Le sol trop humide empêchait le pâturage

Les analyses isotopiques révèlent ensuite l’effet néfaste du réchauffement climatique sur les chevaux piégés sur le continent américain, une fois le pont terrestre submergé, car l’environnement caractérisé par une augmentation de l’humidité du sol, en raison de la fonte des glaciers, leur était moins favorable. « Le remplacement de la steppe-toundra glaciaire, qui est un habitat idéal pour les chevaux, par une toundra marécageuse ou des forêts a réduit la mobilité, fragmenté les habitats et limité la disponibilité de la nourriture », soulignent les chercheurs.

Comme pour d’autres espèces de la mégafaune américaine, cette modification du biotope impliquant la réduction du pâturage a eu des répercussions directes sur la démographie, « expliquant le déclin des fossiles de chevaux et d’autres grands herbivores lors de la transition entre Pléistocène et Holocène ». En revanche, d’autres espèces, comme l’élan et le wapiti, ont bénéficié de l’extension de la forêt boréale.

Des voies de circulation qui correspondent aux savoirs autochtones

Si ces résultats ont surpris les chercheurs occidentaux, ils correspondent à plusieurs notions autochtones qui n’envisagent pas le vivant comme enfermé dans des frontières géographiques, mais comme des organismes en perpétuel mouvement et dépendant directement de l’habitat pour leur survie. L’un des co-auteurs, Wilson Justin, gardien du savoir du clan Alth’setnay des Dénés (Athabascans) d’Alaska, rappelle ainsi la piste connue sous le nom de « Sentier de l’homme médecine », qui reliait la Mongolie, la Sibérie, l’Alaska, le Canada et se ramifiait jusqu’au territoire maya.

Les chercheurs autochtones se réfèrent également au principe vital lakota du yutaŋ’kil, ainsi défini par le chef Harold Left Heron: « Nous considérons les corps individuels comme des écosystèmes équilibrés abritant une diversité de formes de vie, y compris microbiennes. Lorsque la survie devient difficile, les formes de vie dont la relation est affectée tendent la main à d’autres formes de vie apparentées, mais différentes, afin de préserver la durabilité. Le fait de s’unir améliore leur capacité non seulement à survivre, mais aussi à s’épanouir. Ce processus, appelé yutaŋ’kil, combine et diversifie génétiquement la vie pour assurer un flux et un reflux en s’adaptant et en réagissant aux conditions changeantes. »

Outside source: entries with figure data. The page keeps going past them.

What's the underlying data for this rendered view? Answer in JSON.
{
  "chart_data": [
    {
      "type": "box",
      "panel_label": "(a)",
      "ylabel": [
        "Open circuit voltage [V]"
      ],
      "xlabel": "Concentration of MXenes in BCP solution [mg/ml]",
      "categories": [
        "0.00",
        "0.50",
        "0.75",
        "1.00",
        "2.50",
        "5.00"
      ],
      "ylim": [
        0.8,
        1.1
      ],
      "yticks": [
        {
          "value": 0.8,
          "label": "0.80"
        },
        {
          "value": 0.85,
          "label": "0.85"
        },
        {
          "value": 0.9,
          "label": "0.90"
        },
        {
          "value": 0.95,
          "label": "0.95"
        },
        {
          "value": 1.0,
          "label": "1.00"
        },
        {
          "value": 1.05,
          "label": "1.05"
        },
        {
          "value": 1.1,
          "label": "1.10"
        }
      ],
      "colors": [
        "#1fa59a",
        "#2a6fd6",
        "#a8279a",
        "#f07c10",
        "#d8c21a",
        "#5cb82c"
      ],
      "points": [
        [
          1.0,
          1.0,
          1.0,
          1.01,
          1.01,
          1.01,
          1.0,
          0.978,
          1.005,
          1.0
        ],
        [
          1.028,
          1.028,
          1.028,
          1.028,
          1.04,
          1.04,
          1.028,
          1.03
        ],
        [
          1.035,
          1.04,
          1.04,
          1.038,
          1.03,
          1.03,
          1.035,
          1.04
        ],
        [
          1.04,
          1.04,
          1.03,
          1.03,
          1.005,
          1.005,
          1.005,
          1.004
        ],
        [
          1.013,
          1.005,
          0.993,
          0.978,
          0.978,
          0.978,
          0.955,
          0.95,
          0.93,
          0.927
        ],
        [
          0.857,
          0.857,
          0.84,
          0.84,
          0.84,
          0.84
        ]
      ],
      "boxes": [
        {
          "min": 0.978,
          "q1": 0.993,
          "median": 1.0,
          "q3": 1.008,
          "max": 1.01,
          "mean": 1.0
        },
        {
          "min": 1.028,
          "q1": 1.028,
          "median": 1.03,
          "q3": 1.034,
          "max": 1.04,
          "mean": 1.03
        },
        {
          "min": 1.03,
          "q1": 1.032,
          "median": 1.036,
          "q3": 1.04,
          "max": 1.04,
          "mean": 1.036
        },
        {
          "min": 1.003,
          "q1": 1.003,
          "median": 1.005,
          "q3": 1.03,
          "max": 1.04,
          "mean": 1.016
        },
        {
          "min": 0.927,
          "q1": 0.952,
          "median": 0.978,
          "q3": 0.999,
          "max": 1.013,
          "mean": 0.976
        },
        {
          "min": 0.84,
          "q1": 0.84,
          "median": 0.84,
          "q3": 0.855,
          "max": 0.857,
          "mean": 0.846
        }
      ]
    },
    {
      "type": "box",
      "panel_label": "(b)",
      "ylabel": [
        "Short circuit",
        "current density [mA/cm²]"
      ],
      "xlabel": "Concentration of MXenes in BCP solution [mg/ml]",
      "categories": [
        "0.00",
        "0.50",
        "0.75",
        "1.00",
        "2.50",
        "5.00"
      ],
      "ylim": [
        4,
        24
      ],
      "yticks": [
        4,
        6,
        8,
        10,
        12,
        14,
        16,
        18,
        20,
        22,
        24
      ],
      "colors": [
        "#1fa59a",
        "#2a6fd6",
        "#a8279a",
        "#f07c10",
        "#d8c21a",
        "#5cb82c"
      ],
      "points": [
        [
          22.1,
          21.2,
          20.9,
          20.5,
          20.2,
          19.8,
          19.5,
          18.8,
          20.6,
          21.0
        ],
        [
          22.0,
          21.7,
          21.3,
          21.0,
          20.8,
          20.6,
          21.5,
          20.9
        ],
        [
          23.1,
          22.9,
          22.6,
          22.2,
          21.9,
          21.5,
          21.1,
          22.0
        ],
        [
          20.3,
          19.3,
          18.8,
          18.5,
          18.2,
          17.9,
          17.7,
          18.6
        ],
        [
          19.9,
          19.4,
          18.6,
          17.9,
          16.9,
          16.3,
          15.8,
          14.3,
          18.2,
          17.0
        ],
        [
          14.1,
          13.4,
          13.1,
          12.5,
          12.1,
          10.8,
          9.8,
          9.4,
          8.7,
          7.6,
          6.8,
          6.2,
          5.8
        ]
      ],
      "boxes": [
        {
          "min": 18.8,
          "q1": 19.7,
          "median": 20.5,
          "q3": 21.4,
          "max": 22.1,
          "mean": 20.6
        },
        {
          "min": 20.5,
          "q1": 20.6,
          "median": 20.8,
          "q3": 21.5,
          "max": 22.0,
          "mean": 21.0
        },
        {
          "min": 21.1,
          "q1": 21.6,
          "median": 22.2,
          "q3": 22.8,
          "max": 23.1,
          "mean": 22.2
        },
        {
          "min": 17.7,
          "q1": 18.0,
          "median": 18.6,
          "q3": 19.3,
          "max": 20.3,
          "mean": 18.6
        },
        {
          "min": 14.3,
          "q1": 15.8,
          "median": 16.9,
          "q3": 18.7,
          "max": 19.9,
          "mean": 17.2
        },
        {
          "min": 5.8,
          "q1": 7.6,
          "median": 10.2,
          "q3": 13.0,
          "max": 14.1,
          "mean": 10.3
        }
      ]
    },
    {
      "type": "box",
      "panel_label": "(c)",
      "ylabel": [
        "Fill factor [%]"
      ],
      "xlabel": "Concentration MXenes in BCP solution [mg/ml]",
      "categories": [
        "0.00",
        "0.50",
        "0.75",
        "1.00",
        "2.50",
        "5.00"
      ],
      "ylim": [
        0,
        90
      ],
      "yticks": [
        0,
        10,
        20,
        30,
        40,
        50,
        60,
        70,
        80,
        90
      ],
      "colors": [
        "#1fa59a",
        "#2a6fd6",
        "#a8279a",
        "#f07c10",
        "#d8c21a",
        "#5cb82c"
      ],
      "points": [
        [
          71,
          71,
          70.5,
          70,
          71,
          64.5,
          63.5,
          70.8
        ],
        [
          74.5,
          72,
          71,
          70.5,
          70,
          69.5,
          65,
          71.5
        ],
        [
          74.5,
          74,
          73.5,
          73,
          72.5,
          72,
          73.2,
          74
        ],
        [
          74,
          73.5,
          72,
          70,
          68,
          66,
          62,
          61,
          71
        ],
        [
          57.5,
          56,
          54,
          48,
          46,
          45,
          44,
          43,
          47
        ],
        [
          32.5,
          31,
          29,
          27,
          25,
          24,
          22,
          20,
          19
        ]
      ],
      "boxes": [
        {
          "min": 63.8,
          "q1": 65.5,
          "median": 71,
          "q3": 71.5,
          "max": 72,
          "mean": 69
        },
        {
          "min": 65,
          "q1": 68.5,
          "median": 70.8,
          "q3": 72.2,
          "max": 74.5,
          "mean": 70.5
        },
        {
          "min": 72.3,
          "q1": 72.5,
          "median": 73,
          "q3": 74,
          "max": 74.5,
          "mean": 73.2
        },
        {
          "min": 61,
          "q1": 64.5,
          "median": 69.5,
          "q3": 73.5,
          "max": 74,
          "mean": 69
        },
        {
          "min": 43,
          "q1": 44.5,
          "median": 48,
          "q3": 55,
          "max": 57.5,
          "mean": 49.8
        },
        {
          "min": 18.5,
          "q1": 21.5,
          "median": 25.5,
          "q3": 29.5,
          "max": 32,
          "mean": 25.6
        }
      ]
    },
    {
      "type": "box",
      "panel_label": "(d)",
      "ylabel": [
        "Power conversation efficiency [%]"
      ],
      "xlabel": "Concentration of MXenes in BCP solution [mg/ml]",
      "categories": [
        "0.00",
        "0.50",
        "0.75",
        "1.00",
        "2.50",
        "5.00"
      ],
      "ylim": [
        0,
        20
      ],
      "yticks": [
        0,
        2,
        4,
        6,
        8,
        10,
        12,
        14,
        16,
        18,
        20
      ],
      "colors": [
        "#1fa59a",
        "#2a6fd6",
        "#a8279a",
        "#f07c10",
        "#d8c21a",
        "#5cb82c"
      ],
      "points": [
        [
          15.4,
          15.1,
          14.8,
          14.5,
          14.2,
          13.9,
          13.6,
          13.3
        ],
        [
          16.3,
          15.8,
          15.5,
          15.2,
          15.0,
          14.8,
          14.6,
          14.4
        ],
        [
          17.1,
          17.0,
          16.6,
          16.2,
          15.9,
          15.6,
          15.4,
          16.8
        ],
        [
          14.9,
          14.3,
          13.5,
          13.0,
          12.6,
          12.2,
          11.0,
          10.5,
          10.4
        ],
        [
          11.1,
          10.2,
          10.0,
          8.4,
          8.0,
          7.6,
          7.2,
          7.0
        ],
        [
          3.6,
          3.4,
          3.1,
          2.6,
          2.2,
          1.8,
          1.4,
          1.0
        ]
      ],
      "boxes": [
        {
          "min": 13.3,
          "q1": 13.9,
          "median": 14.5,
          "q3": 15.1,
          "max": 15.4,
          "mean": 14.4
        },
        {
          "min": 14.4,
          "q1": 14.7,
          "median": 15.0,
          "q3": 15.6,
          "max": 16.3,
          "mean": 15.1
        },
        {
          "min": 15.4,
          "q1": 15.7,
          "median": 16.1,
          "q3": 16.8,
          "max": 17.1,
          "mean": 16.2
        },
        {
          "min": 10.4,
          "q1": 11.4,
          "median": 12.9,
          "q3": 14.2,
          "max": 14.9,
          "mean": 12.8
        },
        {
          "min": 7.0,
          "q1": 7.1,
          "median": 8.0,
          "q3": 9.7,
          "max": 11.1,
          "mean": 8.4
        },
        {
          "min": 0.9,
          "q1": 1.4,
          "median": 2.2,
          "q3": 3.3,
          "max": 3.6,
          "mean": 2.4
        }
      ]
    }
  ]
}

Il est nécessaire de préserver des corridors écologiques

Les résultats obtenus ne contribuent pas seulement à expliquer l’extinction de la fin du Pléistocène, ils permettent aussi aux chercheurs de proposer une forme d’action écologique qui s’appuie sur un autre principe lakota, celui du mitakuye oyasin, selon lequel « la survie d’une espèce dépend de ses relations avec d’autres formes de vie au sein d’un habitat partagé et interdépendant ». Lorsque cet habitat se modifie, les espèces se déplacent. Et puisque le réchauffement climatique actuellement en cours aura d’inévitables conséquences sur la faune américaine, cette étude permet de mettre en évidence combien il importe d’anticiper des modes d’action respectueux de la dynamique propre aux espèces concernées.

Ainsi, selon l’analyse des chercheurs autochtones, « les tentatives visant à préserver les espèces de mégafaune telles qu’elles étaient génétiquement à un moment précis ne tiennent pas compte de cette diversité complexe d’alliances avec d’autres formes de vie et ont peu de chances de renforcer la durabilité. À l’inverse, assurer le mouvement de la vie par des corridors physiques reliant une diversité d’habitats permet à la vie de s’adapter et de survivre dans des conditions environnementales changeantes. »

Autrement dit, si l’on veut préserver la biodiversité existante, il importe de conserver des corridors écologiques et non d’enfermer les espèces dans l’environnement qui leur serait actuellement le plus favorable. C’est seulement en laissant les organismes se disperser librement et se mélanger que l’on maintiendra la vie qu’ils contribuent à sans cesse recréer.